Here’s another pointless horror movie about a masked serial killer slaughtering innocents with elaborate traps. The Collector comes from the makers of the last few Saw movies, meaning the whole production consists of loud industrial music and overuse of color saturation. The visuals are dark and gruesome, and the cinematography is best suited for a music video. Nothing before or after the movie’s meat, a string of horribly bloody murders, makes any sense. So the only reason to go is to see the new and horrendous ways the writers tally a body count.

One poor sap falls onto a scattering of bear traps. Another guy remains locked in a trunk for the movie’s duration. Yet another victim has her mouth sewn shut. The killer’s helpless prey all have grim fates described through gory makeup effects designed for maximum gross-out value. Director Marcus Dunstan makes sure to get close-ups of instruments and weapons penetrating human flesh, giving viewers a series of bloody money shots, reminding us why they call it “torture porn.” If that wasn’t enough, the soundtrack comes laced with phantom background screams, adding a cheesy haunted house feel to the result.
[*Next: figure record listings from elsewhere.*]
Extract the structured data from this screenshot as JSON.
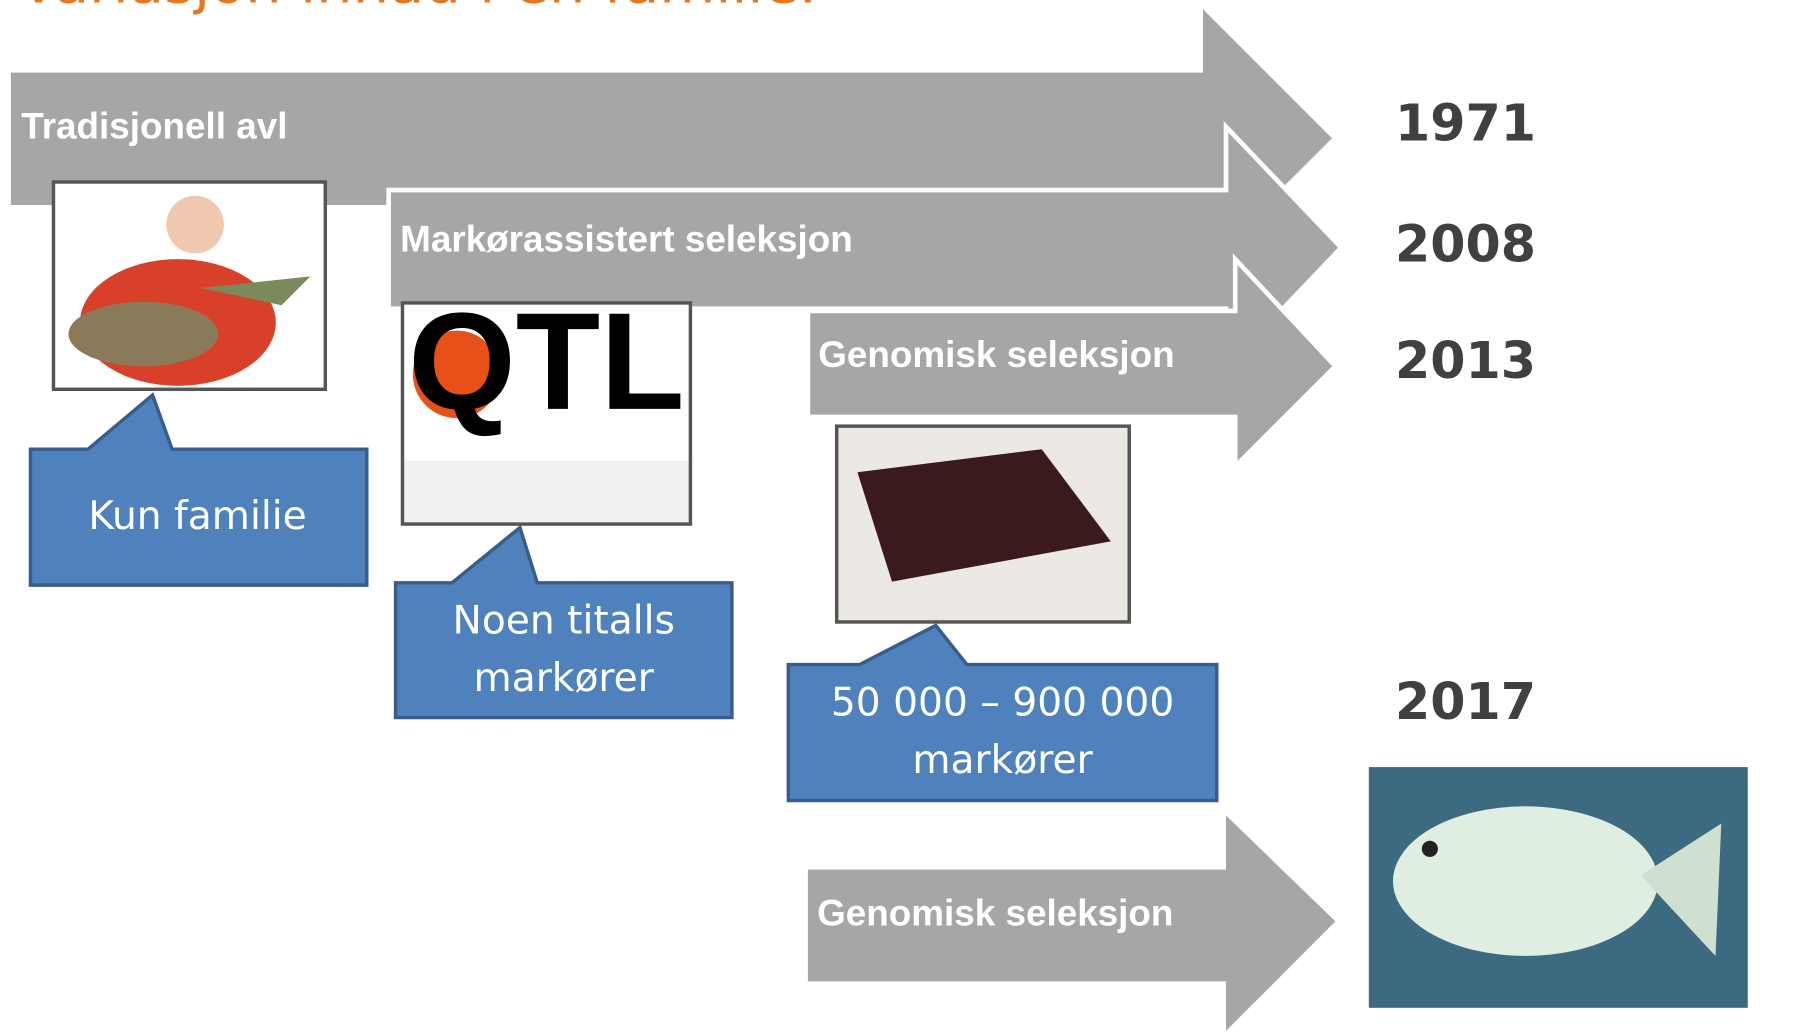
{
  "title": "Variasjon innad i en familie.",
  "arrows": [
    {
      "label": "Tradisjonell avl",
      "year": "1971"
    },
    {
      "label": "Markørassistert seleksjon",
      "year": "2008"
    },
    {
      "label": "Genomisk seleksjon",
      "year": "2013"
    },
    {
      "label": "Genomisk seleksjon",
      "year": "2017"
    }
  ],
  "callouts": [
    {
      "lines": [
        "Kun familie"
      ]
    },
    {
      "lines": [
        "Noen titalls",
        "markører"
      ]
    },
    {
      "lines": [
        "50 000 – 900 000",
        "markører"
      ]
    }
  ],
  "qtl_image_text": "QTL"
}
The story, you ask? What is it about? Oh, the usual. Some semi-deformed weirdo wears a mask and collects victims that fit whatever his sick tastes call for, and incidentally, we never learn the motivation behind his tastes. A nice family moves into the wrong house where the former owners disappeared (one guess where they went). On their first night, the new owners are taken captive by the resident psychopath whose glow-in-the-dark cat eyes reminded me of those bat-creatures from The Descent. He sets the house like a mousetrap with wires and pulleys and mechanics too complicated to complete in just a few hours. (When did he have time to set this up? Did he hire some handymen to come over and help? The movie never explains how the killer installed these torture devices—it’s enough that they’re there.)
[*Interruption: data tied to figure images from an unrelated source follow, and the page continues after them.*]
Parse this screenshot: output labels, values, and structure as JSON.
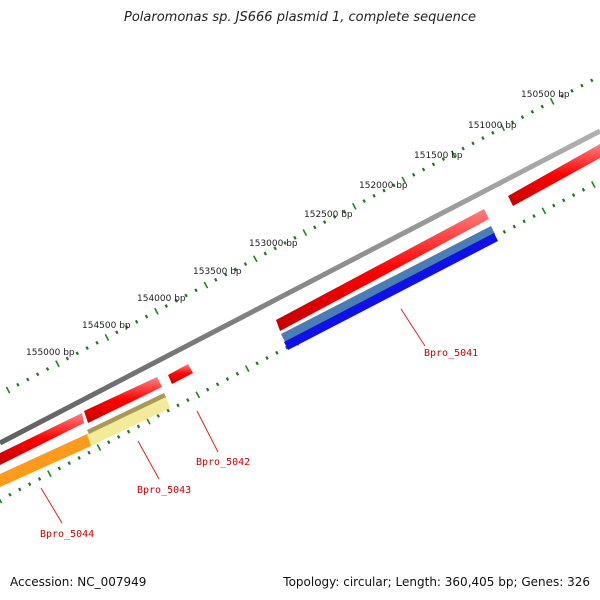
{
  "title": "Polaromonas sp. JS666 plasmid 1, complete sequence",
  "scale_labels": [
    "150500 bp",
    "151000 bp",
    "151500 bp",
    "152000 bp",
    "152500 bp",
    "153000 bp",
    "153500 bp",
    "154000 bp",
    "154500 bp",
    "155000 bp"
  ],
  "gene_labels": [
    "Bpro_5041",
    "Bpro_5042",
    "Bpro_5043",
    "Bpro_5044"
  ],
  "footer": {
    "accession": "Accession: NC_007949",
    "summary": "Topology: circular; Length: 360,405 bp; Genes: 326"
  },
  "colors": {
    "backbone": "#808080",
    "cds": "#ff0000",
    "gene": "#4a7db5",
    "blue_feature": "#0000ee",
    "pale_feature": "#f2eb9a",
    "orange_feature": "#ff9a1a",
    "tick": "#1a8a1a",
    "label": "#cc0000"
  }
}
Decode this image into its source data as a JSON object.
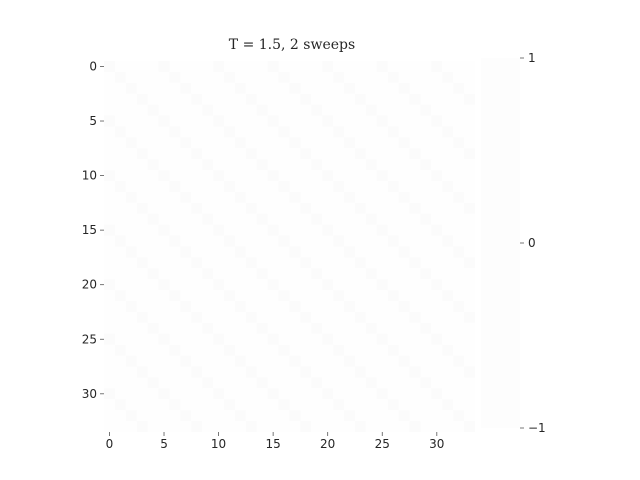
{
  "chart_data": {
    "type": "heatmap",
    "title": "T = 1.5, 2 sweeps",
    "xlabel": "",
    "ylabel": "",
    "grid": false,
    "xlim": [
      -0.5,
      33.5
    ],
    "ylim": [
      33.5,
      -0.5
    ],
    "x_ticks": [
      0,
      5,
      10,
      15,
      20,
      25,
      30
    ],
    "y_ticks": [
      0,
      5,
      10,
      15,
      20,
      25,
      30
    ],
    "x_tick_labels": [
      "0",
      "5",
      "10",
      "15",
      "20",
      "25",
      "30"
    ],
    "y_tick_labels": [
      "0",
      "5",
      "10",
      "15",
      "20",
      "25",
      "30"
    ],
    "colorbar": {
      "min": -1,
      "max": 1,
      "ticks": [
        1,
        0,
        -1
      ],
      "tick_labels": [
        "1",
        "0",
        "−1"
      ],
      "colormap": "nearly-white"
    },
    "grid_size": [
      34,
      34
    ],
    "cell_values": "spin lattice of +1 / −1 values rendered in a near-white colormap; individual cells are not legible"
  }
}
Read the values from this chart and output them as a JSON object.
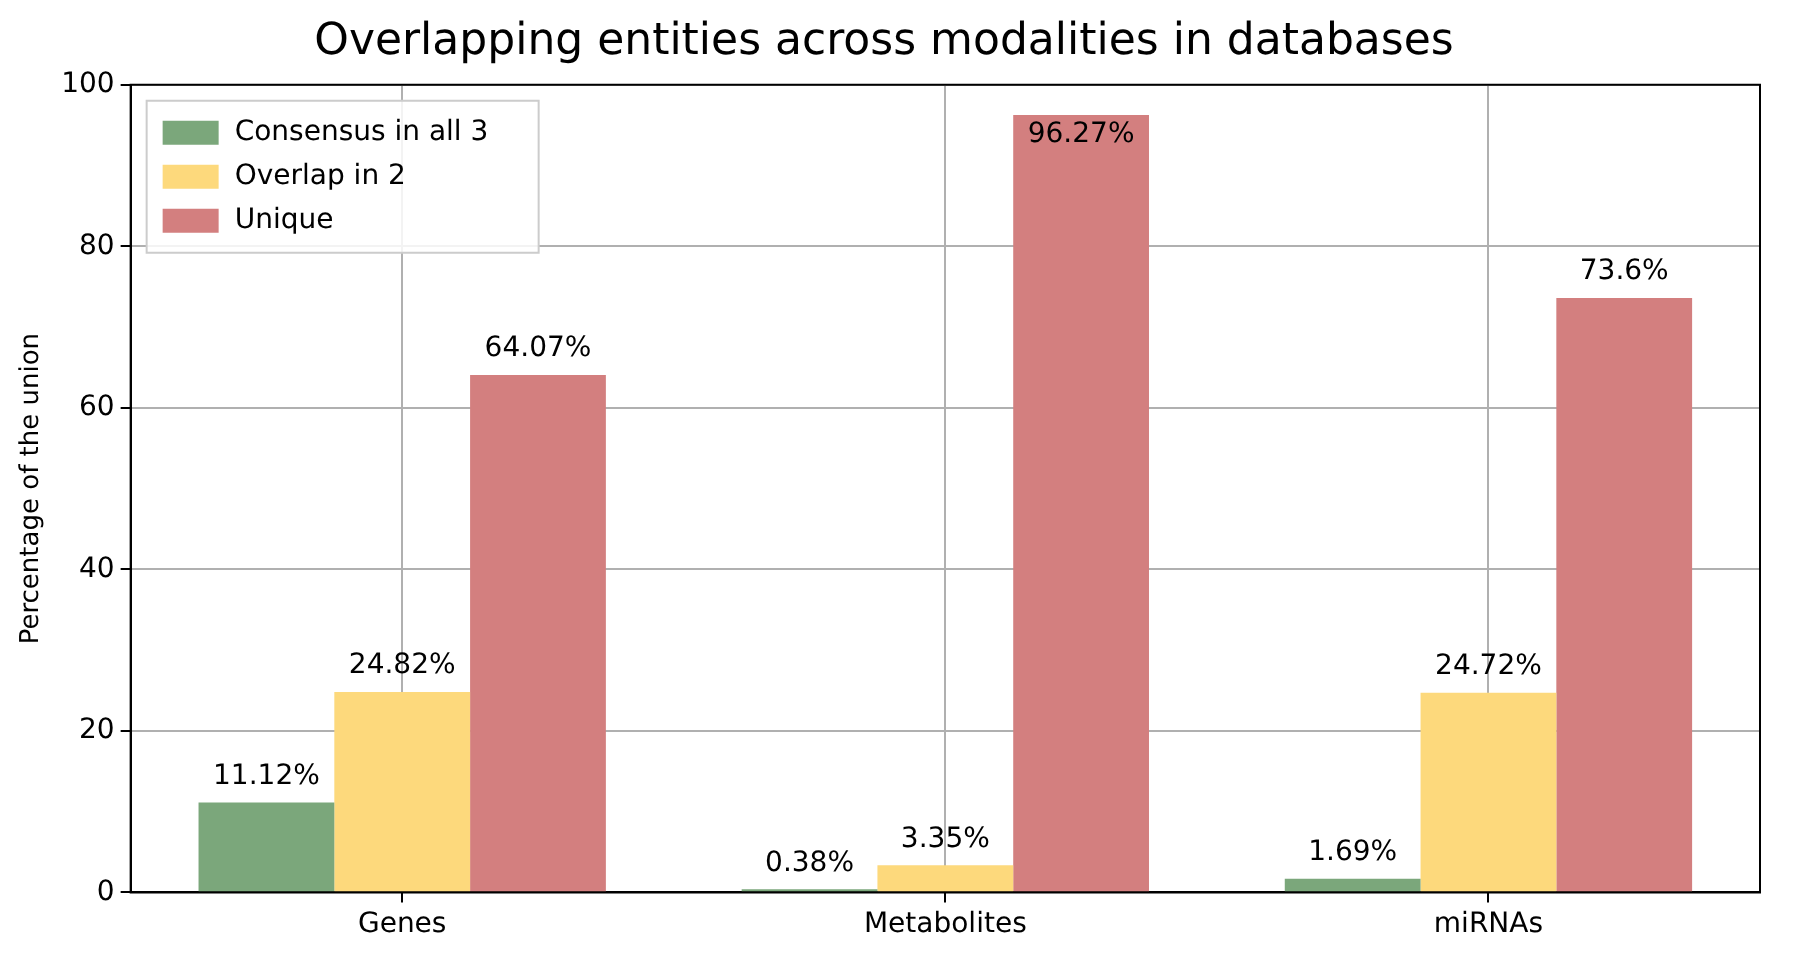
{
  "chart_data": {
    "type": "bar",
    "title": "Overlapping entities across modalities in databases",
    "ylabel": "Percentage of the union",
    "categories": [
      "Genes",
      "Metabolites",
      "miRNAs"
    ],
    "series": [
      {
        "name": "Consensus in all 3",
        "color": "#7ba77b",
        "values": [
          11.12,
          0.38,
          1.69
        ],
        "value_labels": [
          "11.12%",
          "0.38%",
          "1.69%"
        ]
      },
      {
        "name": "Overlap in 2",
        "color": "#fdd97c",
        "values": [
          24.82,
          3.35,
          24.72
        ],
        "value_labels": [
          "24.82%",
          "3.35%",
          "24.72%"
        ]
      },
      {
        "name": "Unique",
        "color": "#d37f7f",
        "values": [
          64.07,
          96.27,
          73.6
        ],
        "value_labels": [
          "64.07%",
          "96.27%",
          "73.6%"
        ]
      }
    ],
    "ylim": [
      0,
      100
    ],
    "yticks": [
      0,
      20,
      40,
      60,
      80,
      100
    ],
    "grid": true,
    "legend": "top left"
  }
}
Why he bothers setting up all these traps when he’s already captured the family, well, just ignore that detail. The writers did. The traps seem constructed exclusively to catch the hero, Arkin (Josh Stewart), a would-be jewel thief who breaks in to rob the family’s safe. But how would the killer know anyone was coming, especially when the movie notes how the family’s house is secluded in the middle of nowhere? When Arkin slips in, he finds everyone in the meat grinder—only their youngest daughter, Hannah (Karley Scott Collins), has escaped the killer’s clutches. Arkin has a deadline of midnight, by which time he must return a precious stone the size of his fist to the loansharks out for the neck of his estranged wife. But having a daughter himself, he can’t just leave young Hannah alone to become the next victim. So using his burglar skills, he tiptoes around the house under the killer’s nose, trying to save whomever he can, though he’s not very successful.

Moments where Arkin just barely eludes the killer with his wily footwork contain some suspense, but nothing involves the viewer beyond wanting someone, anyone to survive this ordeal. The acting is flat, the production is over-directed (complete with CGI zoom-ins on spiders, just to remind us how the killer is like a predator), and the script is utterly humorless (if your horror movie is going to be this bad, at least have a sense of humor about it). You can’t laugh at it. It won’t scare you. So the only reason to watch is for a gore fix. It’s a movie that’s set up exclusively to purvey ghastly violence. Mostly diehard horror hounds will be sniffing this one out.